Witten. . Es sei Christenpflicht, verfolgten Menschen zu helfen, sagte Pfarrerin Heike Ernsting in einem Gottesdienst, der Flüchtlingen gewidmet war. Sie kritisierte die Asylpraxis in Deutschland. „Asylrecht und Menschenrecht klaffen auseinander.“ Auch ergreifende Schicksale wurden geschildert.
Lampedusa, Syrien und demnächst vielleicht die Ukraine? Den Umgang mit Flüchtlingen in Deutschland haben am Sonntag Pfarrerin Heike Ernsting und andere Mitwirkenden eines Flüchtlingsgottesdienstes in der Johanniskirche kritisiert.
Als zahlreiche Flüchtlinge vor Lampedusa im Meer ertranken, entstand im Presbyterium der Gedanke, diese Katastrophe in einem Gottesdienst aufzugreifen. Gestern nun war es so weit. Die Gemeindejugend zeigte drei Szenen aus dem Alltag von Asylbewerbern, im Supermarkt, beim Rechtsanwalt, auf der Straße. Aus Bochum kam der syrisch-kurdische Künstler Ahmad Saoud mit seiner Familie. Er stellte Gemälde sowie Skulpturen aus, die den seit nunmehr drei Jahren andauernden Krieg in Syrien und die humanitäre Katastrophe darstellen. Erschütternd etwa das Bild eines junge Mädchen vor einem zerstörten Haus oder eine Skulptur, die nur ein Gesicht mit einem weit aufgerissenen Mund zeigt: „Der Schrei“ nannte sie der Künstler. Die Werke sind noch zwei Wochen zu sehen.

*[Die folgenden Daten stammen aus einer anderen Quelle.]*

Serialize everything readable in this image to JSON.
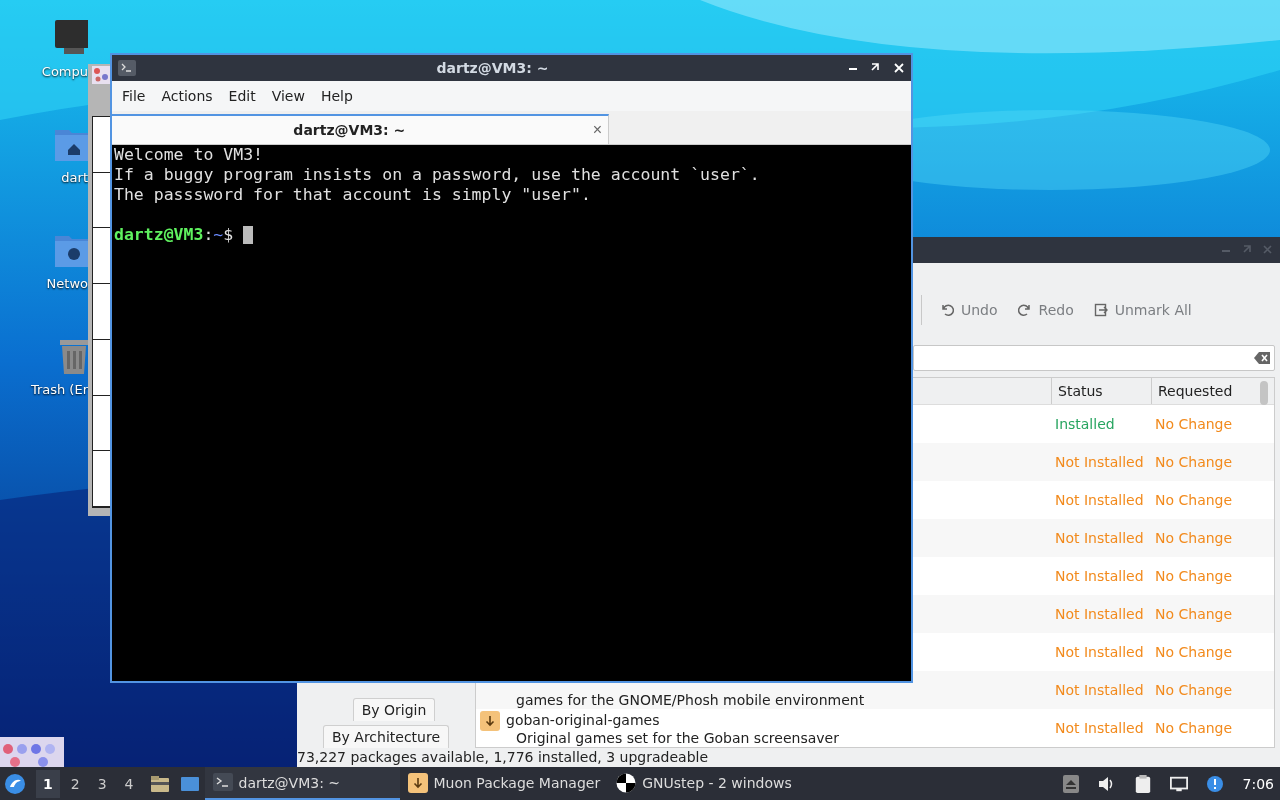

Flüchtlinge haben nichts mehr
Michael Raddatz-Heinrichs von der Caritas-Flüchtlingshilfe erzählte aus seinem Arbeitsalltag mit Asylsuchenden.Wenn sie in Deutschland eintreffen, hätten sie oft nichts mehr, manche nicht mal einen Ausweis.Diakonisse Barbara Kruse berichtete von einer Frau namens Susanna, deren Mann durch die Not in der Heimat krank wurde. Beide seien deshalb mit einem Kind nach Deutschland geflüchtet. Die Familie konnte es sich nicht leisten, auch die Älteste mitzunehmen, sie musste bei Verwandten bleiben. Nun leben sie hier, so Barbara Kruse, dürfen nicht arbeiten und vermissen ihre Tochter. Die Familie habe so wenig Geld, dass nur ein Zimmer ihrer Wohnung möbliert sei. Sie sehe einer ungewissen Zukunft entgegen.
In ihrer Predigt griff Pfarrerin Heike Ernsting ein Jesus-Zitat auf: „Ich bin ein Fremder gewesen. Ihr habt mich aufgenommen.“ Sie betonte: „Asylrecht und Menschenrecht klaffen auseinander, das wird besonders deutlich.“ Bedürftigen zu helfen, sei Christenpflicht.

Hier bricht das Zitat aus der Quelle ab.